La rapidité de mes questions lui déplaisait. Nous nous tûmes, tout en continuant à nous promener de long en large.
«Il y a si longtemps que je t’attendais, Vania, reprit-elle avec un sourire; et sais-tu ce que je faisais? j’allais et venais en récitant des vers; tu te souviens, la clochette, le chemin sous la neige: «Mon samovar bout sur la table de chêne…» Nous l’avons encore lu ensemble:
La bourrasque est calmée; la lune resplendit ;
La nuit regarde de ses millions d’yeux ternes…
et ensuite:
Soudain je crois entendre une voix passionnée
Qui s’unit au tintement de la clochette:
«Un jour viendra où mon ami
Posera sa tête sur mon sein!
Chez moi la vie est douce! À peine l’aurore
Joue-t-elle avec le givre de ma croisée,
Mon samovar bout sur la table de chêne,
Et le poêle pétille, éclairant dans un coin
Le lit sous son rideau à fleurs…»
– Comme c’est beau! Quelle poésie poignante, Vania! et quel tableau vaste et fantaisiste! Il n’y a que le canevas, le dessin est à peine indiqué, on peut y broder ce qu’on veut. Il y a deux impressions: la première et la dernière. Ce samovar, ce rideau de cretonne, tout cela est tellement familier… C’est comme dans les maisons bourgeoises de notre petite ville de district: il me semble même que je vois cette maison: neuve, en poutres, elle n’a pas encore son revêtement de planches… Et ensuite, c’est un autre tableau:
Puis la même voix se fait entendre,
Triste au son de la clochette:
«Où est mon vieil ami? Je crains qu’il n’entre
Et me comble de baisers et de caresses!
Quelle vie est la mienne! Je n’ai pour tout logis
Qu’une chambre obscure et morose; le vent souffle…
Un seul cerisier croît devant ma fenêtre
Mais le gel le dérobe à la vue.
Peut-être a-t-il péri depuis longtemps.
Quelle vie est-ce là? Mon rideau est fané;
J’erre, malade, et ne connais plus mes parents;
Personne pour me gronder: je n’ai point d’amis.
Seule une vieille marmonne…»
– «J’erre, malade…»… comme ce «malade» est bien amené ici!
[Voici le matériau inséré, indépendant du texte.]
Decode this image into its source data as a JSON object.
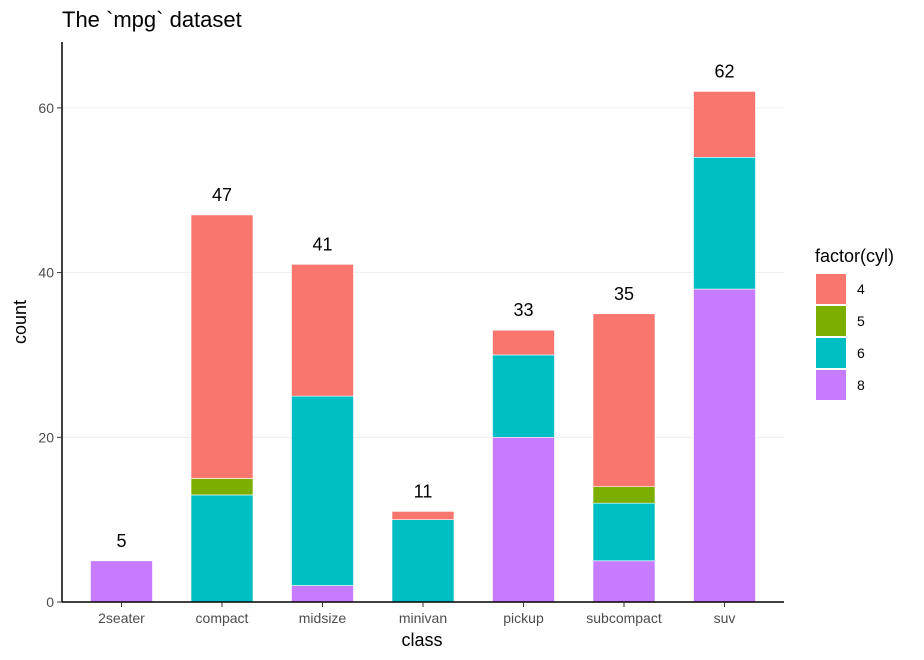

PERSONNE POUR ME GRONDER: que de tendresse, de langueur dans ce vers, que de souffrance causée par le souvenir, une souffrance qu’il provoque lui-même, dans laquelle il se délecte… Seigneur, comme c’est beau! Comme c’est vrai!»
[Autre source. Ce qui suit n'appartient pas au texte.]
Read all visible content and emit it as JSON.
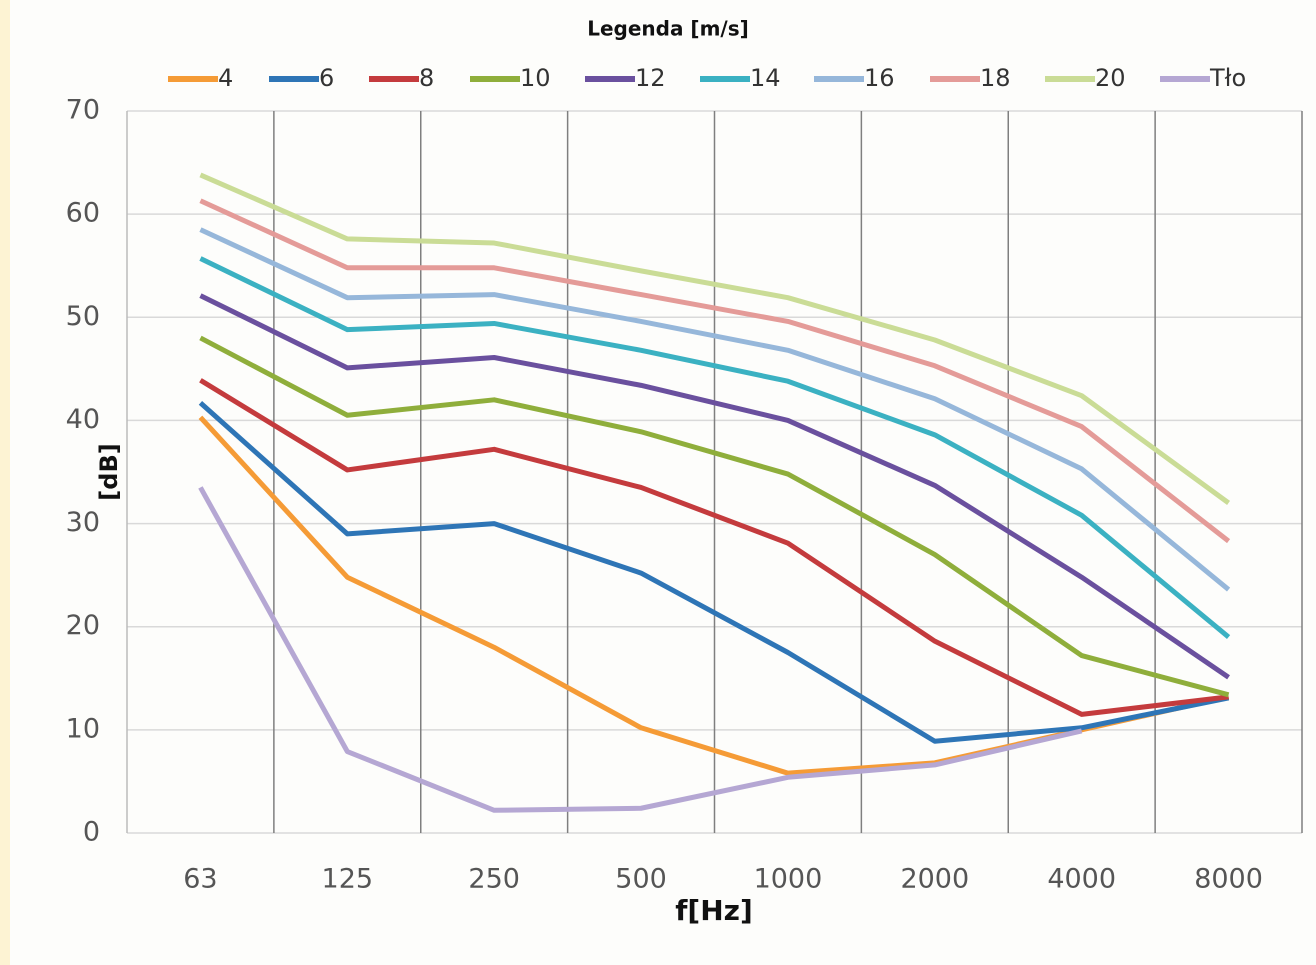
{
  "chart_data": {
    "type": "line",
    "title": "Legenda [m/s]",
    "xlabel": "f[Hz]",
    "ylabel": "[dB]",
    "categories": [
      "63",
      "125",
      "250",
      "500",
      "1000",
      "2000",
      "4000",
      "8000"
    ],
    "ylim": [
      0,
      70
    ],
    "yticks": [
      0,
      10,
      20,
      30,
      40,
      50,
      60,
      70
    ],
    "grid": true,
    "legend": "top",
    "series": [
      {
        "name": "4",
        "color": "#f59b36",
        "values": [
          40.3,
          24.8,
          18.0,
          10.2,
          5.8,
          6.8,
          10.0,
          13.2
        ]
      },
      {
        "name": "6",
        "color": "#2e75b6",
        "values": [
          41.7,
          29.0,
          30.0,
          25.2,
          17.5,
          8.9,
          10.2,
          13.1
        ]
      },
      {
        "name": "8",
        "color": "#c43b3d",
        "values": [
          43.9,
          35.2,
          37.2,
          33.5,
          28.1,
          18.6,
          11.5,
          13.2
        ]
      },
      {
        "name": "10",
        "color": "#8fae3b",
        "values": [
          48.0,
          40.5,
          42.0,
          38.9,
          34.8,
          27.0,
          17.2,
          13.4
        ]
      },
      {
        "name": "12",
        "color": "#6a509e",
        "values": [
          52.1,
          45.1,
          46.1,
          43.4,
          40.0,
          33.7,
          24.8,
          15.1
        ]
      },
      {
        "name": "14",
        "color": "#3bb1c2",
        "values": [
          55.7,
          48.8,
          49.4,
          46.8,
          43.8,
          38.6,
          30.8,
          19.0
        ]
      },
      {
        "name": "16",
        "color": "#96b7da",
        "values": [
          58.5,
          51.9,
          52.2,
          49.6,
          46.8,
          42.1,
          35.3,
          23.6
        ]
      },
      {
        "name": "18",
        "color": "#e49b98",
        "values": [
          61.3,
          54.8,
          54.8,
          52.2,
          49.6,
          45.3,
          39.4,
          28.3
        ]
      },
      {
        "name": "20",
        "color": "#cadc96",
        "values": [
          63.8,
          57.6,
          57.2,
          54.5,
          51.9,
          47.8,
          42.4,
          32.0
        ]
      },
      {
        "name": "Tło",
        "color": "#b5a7d3",
        "values": [
          33.5,
          7.9,
          2.2,
          2.4,
          5.4,
          6.6,
          9.9,
          null
        ]
      }
    ]
  }
}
Elle se tut, et sembla étouffer un spasme qui l’avait prise à la gorge.
«Mon cher Vania!» me dit-elle au bout d’une minute, puis elle se tut à nouveau, comme si elle avait oublié ce qu’elle voulait dire ou comme si elle avait parlé ainsi sans réflexion, sous le coup d’une impression spontanée.
Cependant, nous arpentions toujours la pièce. Devant l’icône, une lampe brûlait. Les derniers temps, Natacha était devenue de plus en plus pieuse et n’aimait pas qu’on lui en parlât.
«Est-ce fête demain? lui demandai-je, ta lampe est allumée.
– Non…, mais assieds-toi donc, Vania, tu dois être fatigué. Veux-tu du thé? Tu n’en as pas encore pris?
– Asseyons-nous, Natacha. J’ai déjà pris mon thé.
– D’où viens-tu maintenant?
– De chez EUX. (C’est ainsi que nous nommions ses parents.)
– De chez eux? Comment as-tu eu le temps? Tu y es passé de toi-même ou ils t’avaient invité?»
Elle me pressa de questions. Son visage avait pâli sous l’émotion. Je lui racontai en détail ma rencontre avec le vieux, ma conversation avec sa mère, la scène du médaillon. Je lui fis un récit minutieux, nuancé. Je ne lui cachais jamais rien. Elle m’écoutait avidement, buvant chacune de mes paroles. Des larmes brillaient dans ses yeux. La scène du médaillon la bouleversa.
«Attends, attends, Vania, disait-elle, en interrompant fréquemment mon récit: donne-moi plus de détails, donne-m’en le plus possible; tu racontes trop dans les grandes lignes!…»
Je répétai une seconde et une troisième fois, répondant à chaque instant à ses questions incessantes.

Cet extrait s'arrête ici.